"Nurses Were the Original Mind-Body Experts"
Alumni Profile: Sandy McLaughlin Johanson ’64, PhD, APRN-BC 50th Anniversary Reunion Class of 1964 Ambassador
Sandy Johanson has been involved in many of the preparations for this year’s Alumni Reunion as her class celebrates their milestone half century anniversary. As a Columbia Nursing student, Johanson and her class of ‘64, together with the support of Professor Dorothy Reilly, brought the Sigma Theta Tau Nursing Honor Society, Alpha Zeta Chapter to Columbia Nursing.
After graduating from Columbia Nursing, she worked for the Visiting Nurse Service of New York, later managed a family planning clinic at Overlook Hospital, developed Consultation-Liaison Psychiatric Services at Morristown Memorial Hospital, and then became the first PhD director of Nursing Research at Morristown Memorial Hospital. She has also served as an assistant professor of Nursing at Seton Hall University. She earned an MA in nursing and a PhD from NYU. She works in Morristown, NJ as a psychotherapist with a special interest in mind-body issues in the medically ill, women’s reproductive cycle mood disorders, rape, and sexual abuse.
How did your Columbia Nursing education serve you during the course of your long and varied career in health care?
The year I graduated, 1964, was on the edge of the women’s rights movement. Our generation was brought up to be traditional wives. But our Columbia Nursing professors were clear that as nurses and women, we were equal partners with a valuable, unique contribution to the partnership. “The Feminine Mystique” by Betty Friedan was required reading in our senior seminar. The faculty made it clear that we were respectful partners, not handmaidens to the doctors. We were expected to speak up during doctor’s bedside rounds and share our observations about the patient. Our role was not just to treat the illness, but to help each achieve maximum wellness.

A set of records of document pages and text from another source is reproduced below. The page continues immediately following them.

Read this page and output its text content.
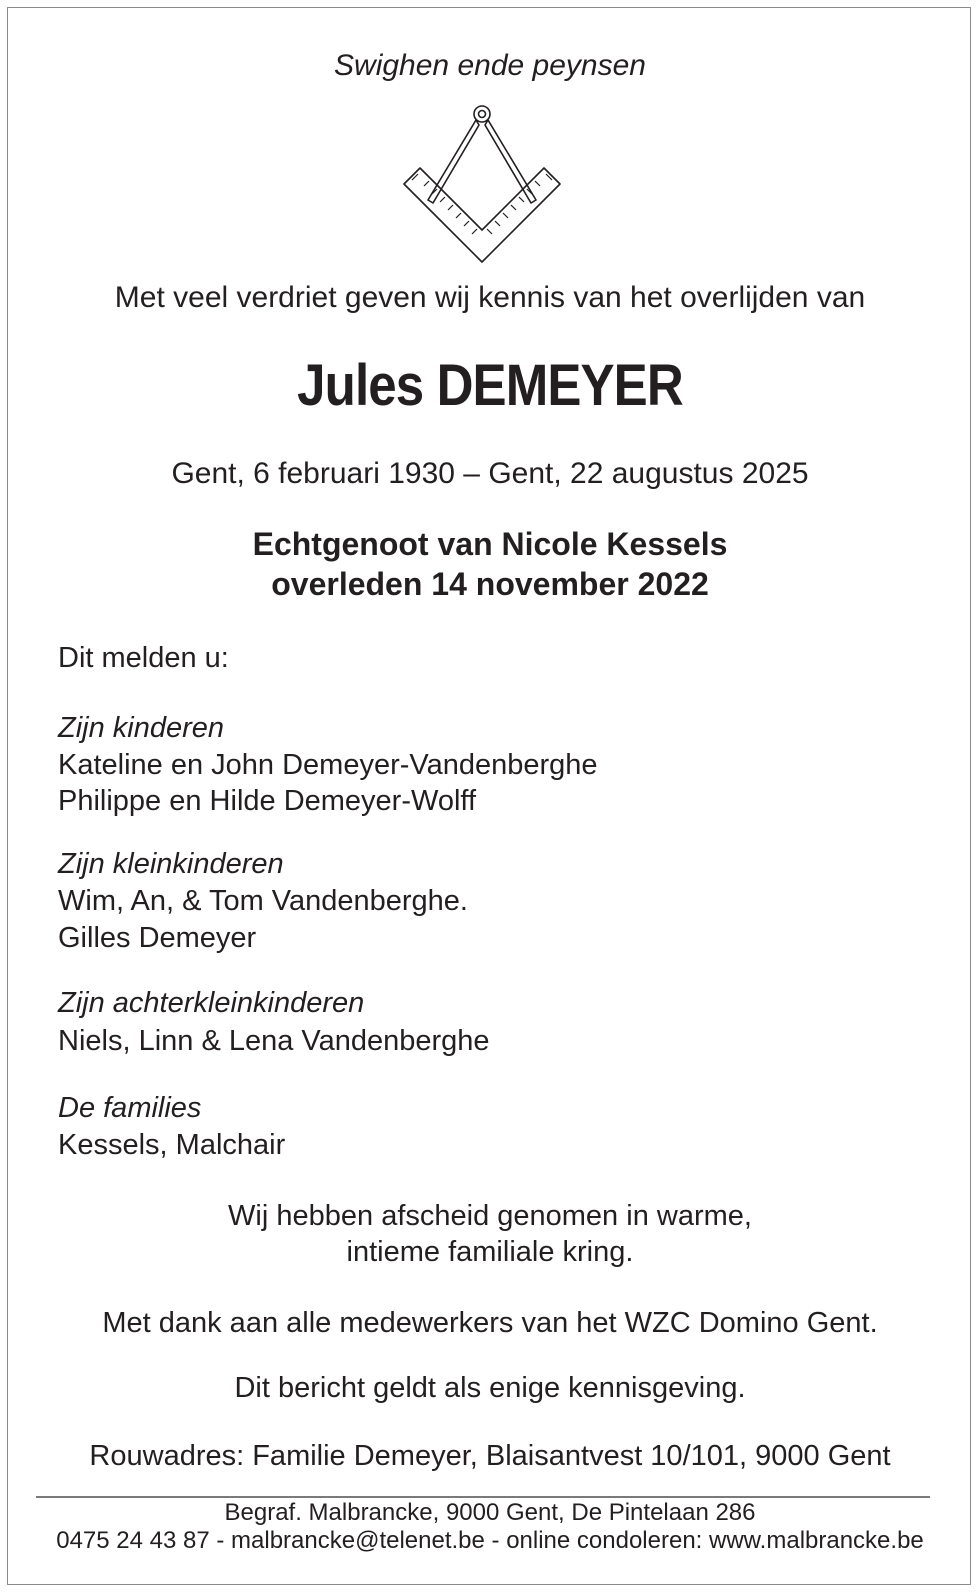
Swighen ende peynsen
Met veel verdriet geven wij kennis van het overlijden van
Jules DEMEYER
Gent, 6 februari 1930 – Gent, 22 augustus 2025
Echtgenoot van Nicole Kessels
overleden 14 november 2022
Dit melden u:
Zijn kinderen
Kateline en John Demeyer-Vandenberghe
Philippe en Hilde Demeyer-Wolff
Zijn kleinkinderen
Wim, An, & Tom Vandenberghe.
Gilles Demeyer
Zijn achterkleinkinderen
Niels, Linn & Lena Vandenberghe
De families
Kessels, Malchair
Wij hebben afscheid genomen in warme,
intieme familiale kring.
Met dank aan alle medewerkers van het WZC Domino Gent.
Dit bericht geldt als enige kennisgeving.
Rouwadres: Familie Demeyer, Blaisantvest 10/101, 9000 Gent
Begraf. Malbrancke, 9000 Gent, De Pintelaan 286
0475 24 43 87 - malbrancke@telenet.be - online condoleren: www.malbrancke.be
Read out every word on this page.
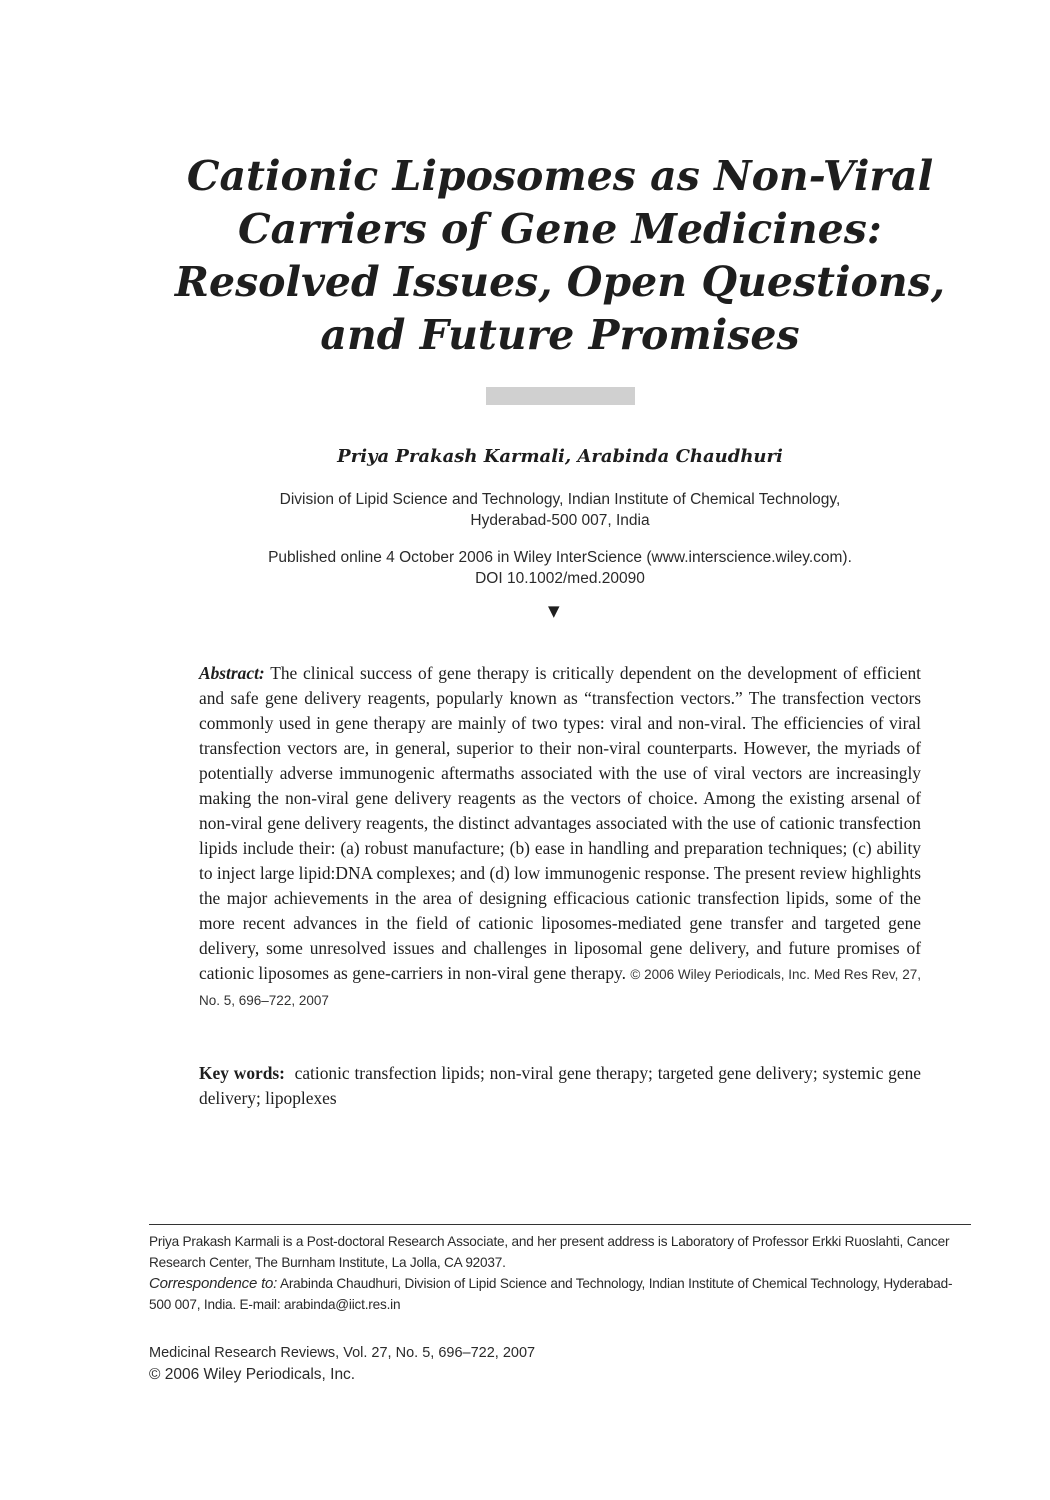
Cationic Liposomes as Non-Viral
Carriers of Gene Medicines:
Resolved Issues, Open Questions,
and Future Promises
Priya Prakash Karmali, Arabinda Chaudhuri
Division of Lipid Science and Technology, Indian Institute of Chemical Technology,
Hyderabad-500 007, India
Published online 4 October 2006 in Wiley InterScience (www.interscience.wiley.com).
DOI 10.1002/med.20090
▼

Abstract: The clinical success of gene therapy is critically dependent on the development of efficient and safe gene delivery reagents, popularly known as “transfection vectors.” The transfection vectors commonly used in gene therapy are mainly of two types: viral and non-viral. The efficiencies of viral transfection vectors are, in general, superior to their non-viral counterparts. However, the myriads of potentially adverse immunogenic aftermaths associated with the use of viral vectors are increasingly making the non-viral gene delivery reagents as the vectors of choice. Among the existing arsenal of non-viral gene delivery reagents, the distinct advantages associated with the use of cationic transfection lipids include their: (a) robust manufacture; (b) ease in handling and preparation techniques; (c) ability to inject large lipid:DNA complexes; and (d) low immunogenic response. The present review highlights the major achievements in the area of designing efficacious cationic transfection lipids, some of the more recent advances in the field of cationic liposomes-mediated gene transfer and targeted gene delivery, some unresolved issues and challenges in liposomal gene delivery, and future promises of cationic liposomes as gene-carriers in non-viral gene therapy. © 2006 Wiley Periodicals, Inc. Med Res Rev, 27, No. 5, 696–722, 2007

Key words: cationic transfection lipids; non-viral gene therapy; targeted gene delivery; systemic gene delivery; lipoplexes

Priya Prakash Karmali is a Post-doctoral Research Associate, and her present address is Laboratory of Professor Erkki Ruoslahti, Cancer Research Center, The Burnham Institute, La Jolla, CA 92037.

Correspondence to: Arabinda Chaudhuri, Division of Lipid Science and Technology, Indian Institute of Chemical Technology, Hyderabad-500 007, India. E-mail: arabinda@iict.res.in

Medicinal Research Reviews, Vol. 27, No. 5, 696–722, 2007
© 2006 Wiley Periodicals, Inc.
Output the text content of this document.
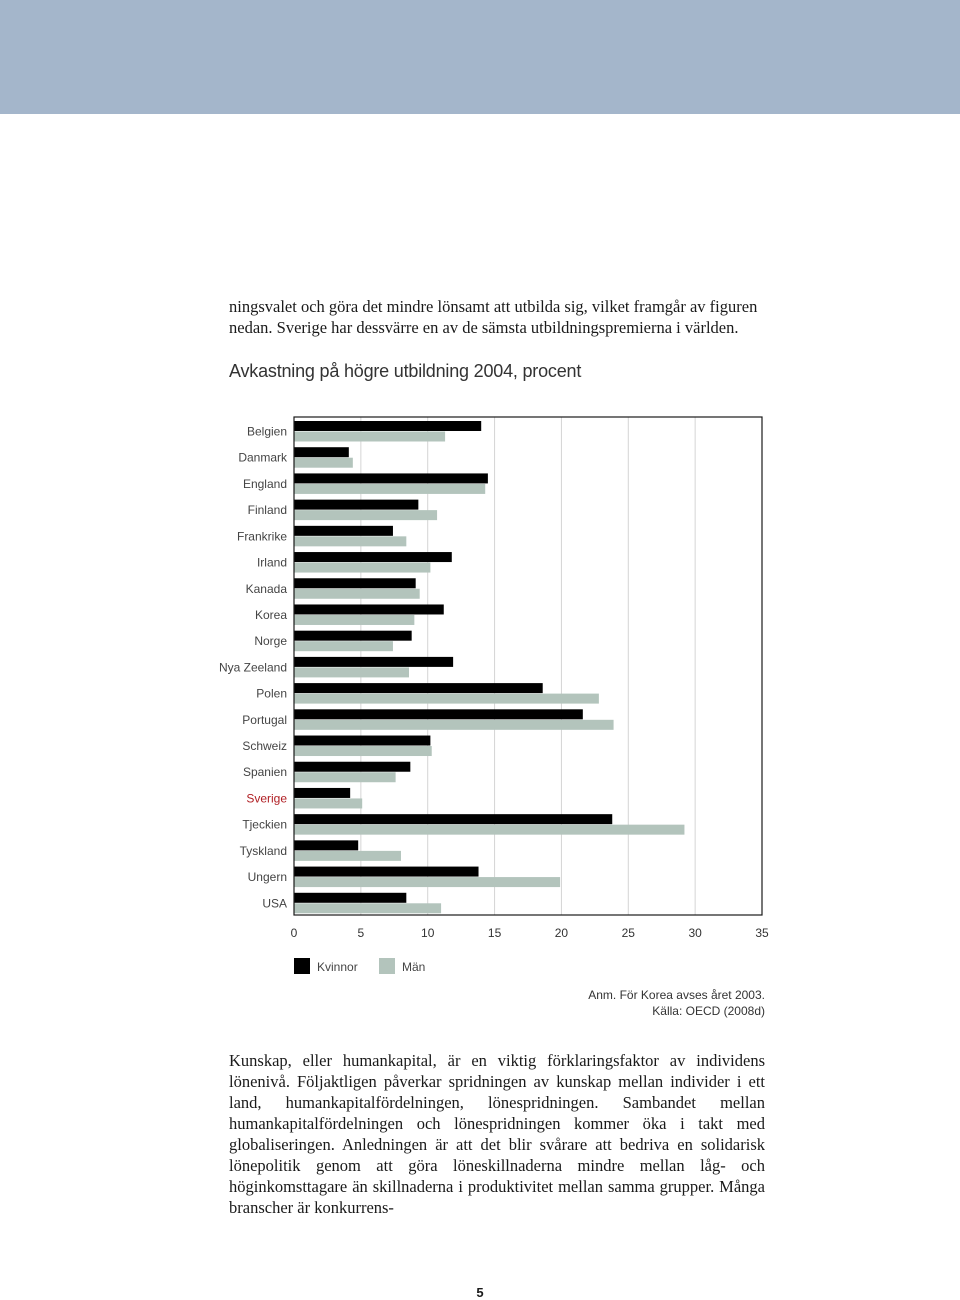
ningsvalet och göra det mindre lönsamt att utbilda sig, vilket framgår av figuren nedan. Sverige har dessvärre en av de sämsta utbildningspremierna i världen.

Avkastning på högre utbildning 2004, procent
Belgien
Danmark
England
Finland
Frankrike
Irland
Kanada
Korea
Norge
Nya Zeeland
Polen
Portugal
Schweiz
Spanien
Sverige
Tjeckien
Tyskland
Ungern
USA
0	5	10	15	20	25	30	35
Kvinnor	Män
Anm. För Korea avses året 2003.
Källa: OECD (2008d)

Kunskap, eller humankapital, är en viktig förklaringsfaktor av individens lönenivå. Följaktligen påverkar spridningen av kunskap mellan individer i ett land, humankapitalfördelningen, lönespridningen. Sambandet mellan humankapitalfördelningen och lönespridningen kommer öka i takt med globaliseringen. Anledningen är att det blir svårare att bedriva en solidarisk lönepolitik genom att göra löneskillnaderna mindre mellan låg- och höginkomsttagare än skillnaderna i produktivitet mellan samma grupper. Många branscher är konkurrens-

5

Required patient observation experiences were part of the on-going Psycho-Social Aspects of Patient Care seminars which we attended in small groups over three years. We took “field notes” of our observations for five minutes in a 12 bed ward. This experience gave me valuable patient assessment skills essential for all those evenings and nights alone trying to keep 22 patients alive and recovering!
Q: Back in the 60s, how did someone with a nursing degree find their way to specializing in psychotherapy? It’s unusual on two counts: as a nurse going into a field that wasn’t focused at the bedside, and also because psychotherapy was still such a new discipline.
I discovered that I wasn’t afraid to work with patients who had mental illness during my first job after graduation working as a visiting nurse in the South Bronx. I was exposed to many women suffering from postpartum depression. One woman threatened to jump out of her fifth floor window with her baby, it was very serious. Her family rallied around her and my daily visits helped to stabilize her situation. After that, my supervisor gave me all the psych cases. From 1970-1975 I ran a family planning clinic at Overlook Hospital in New Jersey, where I spent most of my time counseling teenagers about sexuality and pregnancy, which ultimately led to me helping develop the sex education curriculum in public schools. Those two experiences taught me that a person’s physical well-being is intertwined with their psychological health. Nurses were the original mind body experts—they look at the entire patient: How their history, physical health, personality, and family dynamics influence how they cope.
Now I work with cancer patients, women suffering from reproductive cycle mood disorders, the sexually abused, infertility, grief and loss and how these life crises can lead to anxiety and depression.
Q: Your mother and sister both attended Columbia Nursing. How much did that influence your decision to come here?
Columbia Nursing had a huge impact on my mother (’33) and my sister (’66). When my mother got married in the 1930s, she had to give up her job to make room for single nurses who needed jobs during the Depression. Her time at Columbia Nursing and Presbyterian Hospital remained a major influence and interest in her life. They were an important source of connections for her after she graduated. She went to her reunion every five years until her death at age 86. That’s what motivated me to rally our class together during the last five years to come back for our 50th. I feel so lucky I landed in that class of truly wonderful women.
Q: How does your education as a nurse inform your work as a psychotherapist? How do the skills you honed as a nurse benefit your patients during counseling sessions?
People trust nurses, every year they are rated number one for the most trusted profession. People tend to easily open up to nurses because they sense they are unconditionally committed to helping them. Part of the healing process for patients is to form a relationship with the person treating them. I learned how to treat patients respectfully as a Columbia Nursing student—this skill is essential in my work as a therapist. I don’t consider myself a psychotherapist as much as someone who helps people cope and become more resilient.